"In the 2010s, Boeing's rush to compete with Airbus led it to bolt new software (MCAS) onto an older airframe rather than design a safer model. The flight system malfunctioned, causing two fatal crashes that showed how profit and speed can eclipse safety. In 2015, Theranos claimed it could diagnose diseases from a single drop of blood. Despite attracting immense investment, its core technology failed."
"Founder Elizabeth Holmes was convicted of fraud, leaving investors with a story built on false claims. And WeWork, once hailed as a "tech company," soared to a $47 billion valuation before its failed IPO exposed massive losses. The illusion of hypergrowth collapsed, revealing a real-estate business built on inflated ambition. These events echo the modern innovation trap: we chase what's measurable, not what matters."

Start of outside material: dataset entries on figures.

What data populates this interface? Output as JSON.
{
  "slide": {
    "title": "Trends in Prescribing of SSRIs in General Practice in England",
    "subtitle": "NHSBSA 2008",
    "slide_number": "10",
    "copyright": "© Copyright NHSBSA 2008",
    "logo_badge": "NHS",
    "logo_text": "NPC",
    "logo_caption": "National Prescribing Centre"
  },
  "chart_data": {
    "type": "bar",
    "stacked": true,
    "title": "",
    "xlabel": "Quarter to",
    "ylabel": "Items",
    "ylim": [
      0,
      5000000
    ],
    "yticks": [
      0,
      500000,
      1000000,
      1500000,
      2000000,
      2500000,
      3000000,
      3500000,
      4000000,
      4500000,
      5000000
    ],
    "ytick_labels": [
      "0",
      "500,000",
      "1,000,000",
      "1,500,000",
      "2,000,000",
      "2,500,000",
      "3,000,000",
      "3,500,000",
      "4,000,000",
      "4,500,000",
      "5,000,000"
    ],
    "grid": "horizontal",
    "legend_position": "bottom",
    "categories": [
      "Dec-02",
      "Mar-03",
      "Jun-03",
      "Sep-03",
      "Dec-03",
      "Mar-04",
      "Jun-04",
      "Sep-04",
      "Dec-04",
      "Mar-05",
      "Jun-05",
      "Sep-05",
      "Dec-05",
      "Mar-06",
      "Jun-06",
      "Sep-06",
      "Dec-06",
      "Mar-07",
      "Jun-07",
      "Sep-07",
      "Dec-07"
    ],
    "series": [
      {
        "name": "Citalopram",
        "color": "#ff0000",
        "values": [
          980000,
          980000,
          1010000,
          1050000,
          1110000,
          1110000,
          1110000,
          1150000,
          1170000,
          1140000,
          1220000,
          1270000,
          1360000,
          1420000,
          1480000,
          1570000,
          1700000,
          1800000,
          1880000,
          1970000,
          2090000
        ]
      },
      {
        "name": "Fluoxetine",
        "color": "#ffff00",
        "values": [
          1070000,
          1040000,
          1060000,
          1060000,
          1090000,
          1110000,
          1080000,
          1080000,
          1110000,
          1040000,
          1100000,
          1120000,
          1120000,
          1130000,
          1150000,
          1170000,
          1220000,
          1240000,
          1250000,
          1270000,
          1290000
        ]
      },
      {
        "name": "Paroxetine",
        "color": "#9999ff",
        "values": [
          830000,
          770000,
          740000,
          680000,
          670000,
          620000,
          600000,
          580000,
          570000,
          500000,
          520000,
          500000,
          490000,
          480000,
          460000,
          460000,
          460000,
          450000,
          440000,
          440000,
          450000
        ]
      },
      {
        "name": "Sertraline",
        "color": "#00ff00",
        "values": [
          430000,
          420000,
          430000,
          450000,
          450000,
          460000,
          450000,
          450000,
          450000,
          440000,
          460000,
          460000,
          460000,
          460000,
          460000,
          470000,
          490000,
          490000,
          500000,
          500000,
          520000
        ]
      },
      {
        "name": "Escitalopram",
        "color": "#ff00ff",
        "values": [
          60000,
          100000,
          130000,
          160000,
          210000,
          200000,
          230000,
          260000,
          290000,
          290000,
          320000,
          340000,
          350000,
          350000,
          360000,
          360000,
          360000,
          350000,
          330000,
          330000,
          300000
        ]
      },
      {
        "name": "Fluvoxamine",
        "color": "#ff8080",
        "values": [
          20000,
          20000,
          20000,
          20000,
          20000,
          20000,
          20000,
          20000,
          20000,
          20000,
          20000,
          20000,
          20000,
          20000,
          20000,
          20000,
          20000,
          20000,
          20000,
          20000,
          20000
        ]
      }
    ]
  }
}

Obsessing over metrics can make measurements mirror or distort reality and obscure underlying priorities. Organizations that prioritize measurable growth and short-term profit can bolt inadequate fixes onto complex systems, compromising safety and design integrity. Misleading technological claims and exaggerated narratives can attract investment despite lacking core functionality, enabling fraud and investor losses. Inflated valuations built on hype can collapse when underlying economics are exposed. Preventing these failures requires valuing robust design, independent verification, aligned incentives, and metrics that reflect long-term safety and real value. Prioritize qualitative judgment, rigorous testing, and governance that resists metric-driven shortcuts.